Em uma pequena ruazinha chamada Vicolo Ranocchi, bem no centro histórico de Bologna, há uma placa, redonda, com os seguintes dizeres:
“Esta casa era a sede, de 1242 a 1795, da arte dos Salaroli, que controlavam a produção dos salumi [frios] bologneses, dos quais faz parte a excelente mortadela, que espalhou para o mundo o mito de Bologna “la grassa” [“a gorda”]”. “In questa casa ebbe sede dal 1242 al 1798 l’Arte dei Salaroli che presiedeva ala produzione dei salumi Bolognesi di cui la sopraffina mortadella fece grande nel mondo il mito di Bologna ‘La Grassa’”

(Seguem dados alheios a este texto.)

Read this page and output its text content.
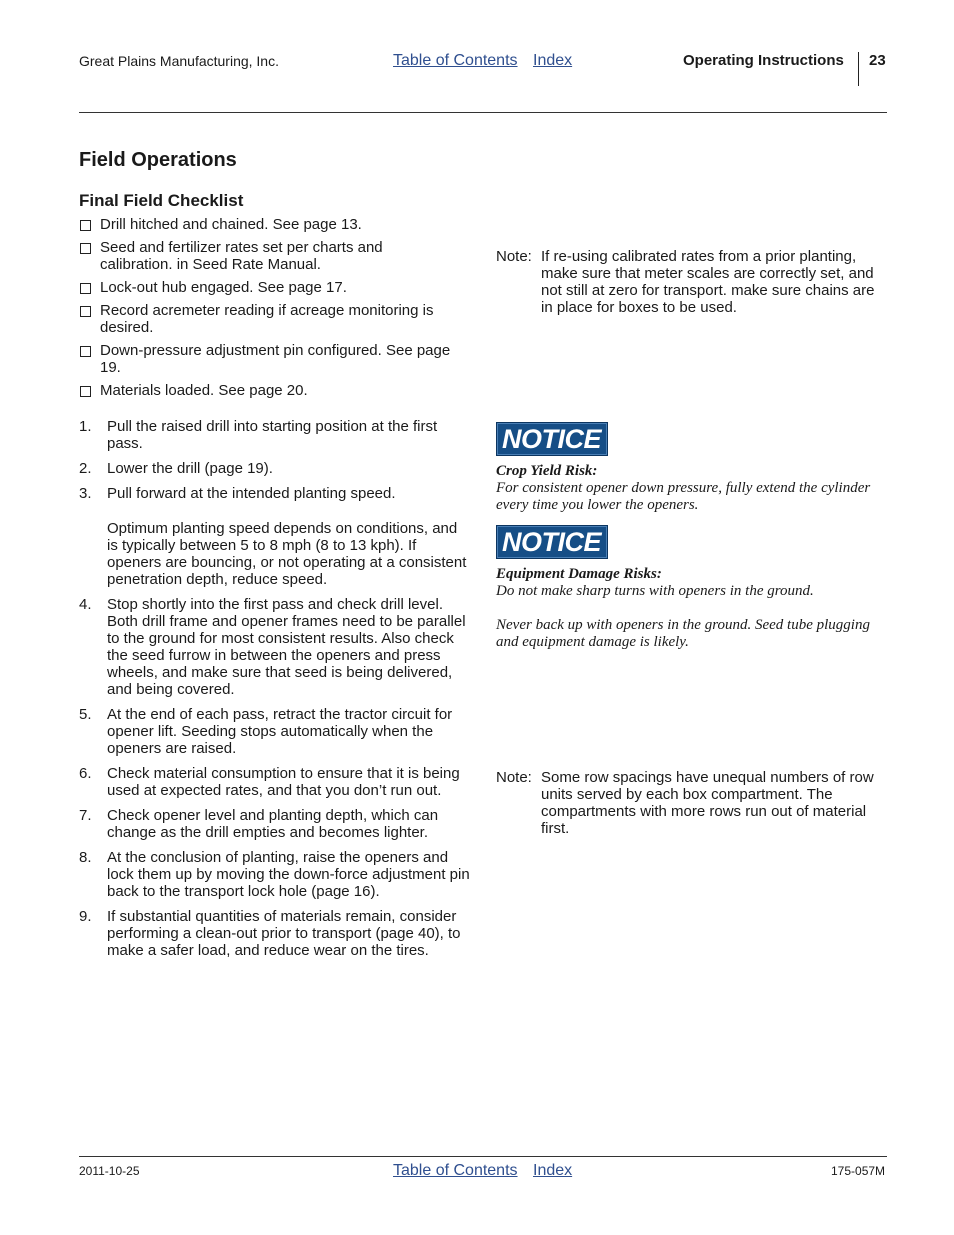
Great Plains Manufacturing, Inc.	Table of Contents Index	Operating Instructions 23
Field Operations
Final Field Checklist
Drill hitched and chained. See page 13.
Seed and fertilizer rates set per charts and calibration. in Seed Rate Manual.
Lock-out hub engaged. See page 17.
Record acremeter reading if acreage monitoring is desired.
Down-pressure adjustment pin configured. See page 19.
Materials loaded. See page 20.
1.	Pull the raised drill into starting position at the first pass.

2.	Lower the drill (page 19).

3.	Pull forward at the intended planting speed.

Optimum planting speed depends on conditions, and is typically between 5 to 8 mph (8 to 13 kph). If openers are bouncing, or not operating at a consistent penetration depth, reduce speed.

4.	Stop shortly into the first pass and check drill level. Both drill frame and opener frames need to be parallel to the ground for most consistent results. Also check the seed furrow in between the openers and press wheels, and make sure that seed is being delivered, and being covered.

5.	At the end of each pass, retract the tractor circuit for opener lift. Seeding stops automatically when the openers are raised.

6.	Check material consumption to ensure that it is being used at expected rates, and that you don’t run out.

7.	Check opener level and planting depth, which can change as the drill empties and becomes lighter.

8.	At the conclusion of planting, raise the openers and lock them up by moving the down-force adjustment pin back to the transport lock hole (page 16).

9.	If substantial quantities of materials remain, consider performing a clean-out prior to transport (page 40), to make a safer load, and reduce wear on the tires.

Note: If re-using calibrated rates from a prior planting, make sure that meter scales are correctly set, and not still at zero for transport. make sure chains are in place for boxes to be used.
NOTICE

Crop Yield Risk:

For consistent opener down pressure, fully extend the cylinder every time you lower the openers.

NOTICE

Equipment Damage Risks:

Do not make sharp turns with openers in the ground.

Never back up with openers in the ground. Seed tube plugging and equipment damage is likely.

Note: Some row spacings have unequal numbers of row units served by each box compartment. The compartments with more rows run out of material first.
2011-10-25	Table of Contents Index	175-057M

Em outras palavras, foi bem ali que a história do embutido cor-de-rosa mais querido do mundo se misturou à de Bologna, a ponto de se confundir com o nome da cidade. (Em muitos bancos de frios da Itália e do mundo, pedir uns gramas de “mortadella”, ou de “Bologna” é a mesma coisa.)
Os Salaroli, mencionados na placa, eram os membros da cooperativa mais antiga de produtores de frios (“salumai”) da região, criada no século XIII. Antes de se especializarem em tal atividade, porém, eram “quase-cirurgiões” (“norcini”) que operavam pacientes quando não havia médicos disponíveis.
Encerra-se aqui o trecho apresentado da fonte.